My favourite line from today’s report - “Conduct of Sir Nicholas and Lady Winterton” - lies in the appendices. It is a letter to the standards commissioner from Lady W on April 28, 2008:

….”My husband and I have already commenced looking for an alternative property with similar facilities in the Westminster area. As I am currently chairing the Local Transport Bill Public Bill Committee and Nicholas is the lead Chairman on the Finance Bill Public Bill Committee and, in addition, we shall be attending the inauguration of the new Taiwanese President in Taipei in May, I am sure you can appreciate the limits on our time….”

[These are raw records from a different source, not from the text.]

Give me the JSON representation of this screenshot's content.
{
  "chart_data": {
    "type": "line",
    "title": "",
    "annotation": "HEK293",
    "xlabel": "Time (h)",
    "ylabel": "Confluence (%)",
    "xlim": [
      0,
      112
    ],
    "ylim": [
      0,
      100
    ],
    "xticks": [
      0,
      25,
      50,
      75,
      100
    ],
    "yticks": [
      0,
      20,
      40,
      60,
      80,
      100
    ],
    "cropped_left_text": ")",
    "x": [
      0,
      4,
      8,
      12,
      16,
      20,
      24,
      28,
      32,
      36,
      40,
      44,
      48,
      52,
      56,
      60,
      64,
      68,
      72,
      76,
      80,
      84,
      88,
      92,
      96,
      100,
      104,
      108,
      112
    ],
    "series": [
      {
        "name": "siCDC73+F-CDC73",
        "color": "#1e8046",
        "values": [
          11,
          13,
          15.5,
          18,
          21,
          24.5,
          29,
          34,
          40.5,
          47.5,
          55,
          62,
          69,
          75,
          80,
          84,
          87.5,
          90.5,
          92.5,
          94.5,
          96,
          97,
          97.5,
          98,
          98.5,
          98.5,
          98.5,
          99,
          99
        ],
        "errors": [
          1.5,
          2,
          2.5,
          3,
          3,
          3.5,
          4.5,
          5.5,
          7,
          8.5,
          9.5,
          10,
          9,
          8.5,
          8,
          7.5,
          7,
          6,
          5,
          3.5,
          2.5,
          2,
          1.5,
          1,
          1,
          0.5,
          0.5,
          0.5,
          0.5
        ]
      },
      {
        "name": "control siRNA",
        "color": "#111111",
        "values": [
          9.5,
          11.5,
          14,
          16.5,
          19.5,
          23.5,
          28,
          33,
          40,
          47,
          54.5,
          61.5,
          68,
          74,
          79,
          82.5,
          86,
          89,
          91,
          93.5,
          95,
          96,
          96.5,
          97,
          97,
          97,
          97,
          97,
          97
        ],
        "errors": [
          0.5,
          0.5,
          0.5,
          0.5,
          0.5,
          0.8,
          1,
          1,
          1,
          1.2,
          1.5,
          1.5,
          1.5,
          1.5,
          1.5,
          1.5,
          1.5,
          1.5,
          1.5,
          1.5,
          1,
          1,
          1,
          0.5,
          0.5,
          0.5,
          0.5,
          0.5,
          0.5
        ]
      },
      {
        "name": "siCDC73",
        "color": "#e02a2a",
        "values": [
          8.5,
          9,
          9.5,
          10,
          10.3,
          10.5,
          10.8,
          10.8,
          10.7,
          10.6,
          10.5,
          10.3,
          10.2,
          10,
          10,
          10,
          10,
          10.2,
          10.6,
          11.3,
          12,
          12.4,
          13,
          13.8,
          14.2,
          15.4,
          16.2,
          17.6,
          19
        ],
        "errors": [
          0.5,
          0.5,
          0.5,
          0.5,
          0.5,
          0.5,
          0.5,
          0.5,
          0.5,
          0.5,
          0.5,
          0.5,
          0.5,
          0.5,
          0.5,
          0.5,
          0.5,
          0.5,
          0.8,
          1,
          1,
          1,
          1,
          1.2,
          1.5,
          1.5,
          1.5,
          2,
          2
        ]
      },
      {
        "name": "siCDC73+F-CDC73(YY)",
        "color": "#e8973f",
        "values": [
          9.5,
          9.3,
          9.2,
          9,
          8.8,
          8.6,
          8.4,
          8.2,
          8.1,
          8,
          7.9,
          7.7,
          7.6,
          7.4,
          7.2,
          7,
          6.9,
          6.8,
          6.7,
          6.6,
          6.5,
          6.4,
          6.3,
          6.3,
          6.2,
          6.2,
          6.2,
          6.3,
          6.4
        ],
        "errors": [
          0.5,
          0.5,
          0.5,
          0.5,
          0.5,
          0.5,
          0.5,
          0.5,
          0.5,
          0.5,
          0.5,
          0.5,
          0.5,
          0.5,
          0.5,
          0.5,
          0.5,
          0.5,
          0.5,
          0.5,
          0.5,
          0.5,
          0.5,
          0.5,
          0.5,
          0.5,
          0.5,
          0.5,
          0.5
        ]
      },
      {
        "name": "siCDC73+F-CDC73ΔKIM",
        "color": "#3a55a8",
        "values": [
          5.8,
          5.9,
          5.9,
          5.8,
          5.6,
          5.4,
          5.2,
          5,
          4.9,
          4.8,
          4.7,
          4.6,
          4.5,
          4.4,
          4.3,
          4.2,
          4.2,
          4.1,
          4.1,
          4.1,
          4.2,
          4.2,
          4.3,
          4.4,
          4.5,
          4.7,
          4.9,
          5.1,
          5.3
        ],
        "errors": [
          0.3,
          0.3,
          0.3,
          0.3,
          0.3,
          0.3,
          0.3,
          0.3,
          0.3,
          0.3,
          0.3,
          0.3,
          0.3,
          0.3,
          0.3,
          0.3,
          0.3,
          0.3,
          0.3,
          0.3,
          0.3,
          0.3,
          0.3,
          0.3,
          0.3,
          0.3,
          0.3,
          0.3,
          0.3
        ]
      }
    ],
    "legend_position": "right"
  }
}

( Sir Nicholas and Ann Winterton were found to have broken expenses rules by claiming rent on a flat they already owned. The Commons Committee on Standards and Privileges accepted that the breach regarding the £700,000 London property was accidental. But they ordered the couple to cease their unusual arrangement from September onwards. The Wintertons claimed more than £120,000 in Commons expenses for their second home, six years after they paid off their mortgage. They did this by moving the building into a family trust, set up for their two children. This allowed them to claim more than £21,600 a year in “rent” on the building and also avoid inheritance tax in the event of their death. )

June 18th, 2008

Jacob Zuma corrects Gordon Brown

ZumaBritish diplomats in South Africa have had a busy few months, but this afternoon their problems were less to do with Robert Mugabe and more to do with Gordon Brown.

Mr Brown’s comments in parliament on Zimbabwe today included not one, but two embarrassing blunders, according to a foreign office source. Here are his words in full:

The Prime Minister: I have not only kept in touch with the President, Thabo Mbeki. I was also in touch on Sunday with the president-elect—that is, the president of the African National Congress, Jacob Zuma. I made it clear to him, and he supported the idea, that there would be 1,000 monitors from the ANC party offered to Zimbabwe, so that they, too, can play their part in the election. So it is not strictly the case that South Africa is not making available election observers or monitors; that is exactly what they are doing.

The first error is that Mr Zuma is not the president elect of South Africa; the election has yet to take place.

The second, much more serious error, is that Mr Brown incorrectly stated that the ANC would send 1,000 election monitors. Indeed, the ANC have already released a statement denying what Mr Brown claimed:

MEDIA RELEASE
ANC MEMBERS TO FORM PART OF SADC OBSERVER MISSION

The African National Congress has noted a report on Reuters suggesting that
the organisation will send a contingent of 1,000 people to observe the
Zimbabwean run-off elections.

The ANC wishes to correct this report.

The ANC will be sending observers as part of the 400-strong SADC observer
mission. The ANC’s contribution to this mission includes 14 Members of
Parliament and 15 others.

The ANC remains committed to contributing in whatever way it can, within the
ambit of multilateral institutions like SADC, towards a sucessful and
credible run-off election.

This appears to be a serious mistake at sensitive moment in the Zimbabwe crisis. Mr Brown must know that revealing the details of conversations with world leaders — elected or not — is a big blunder. Spreading misinformation about private conversations with world leaders is an absolute howler. I’m told that Mr Zuma is not happy, with some justification.

This error comes days after Mr Brown upset relations with the EU, Iran and the US by announcing sanctions that do not exist.

Some diplomats are beginning to see a pattern of unhelpful and distinctly undiplomatic interventions by the prime minister. It is not making their job any easier.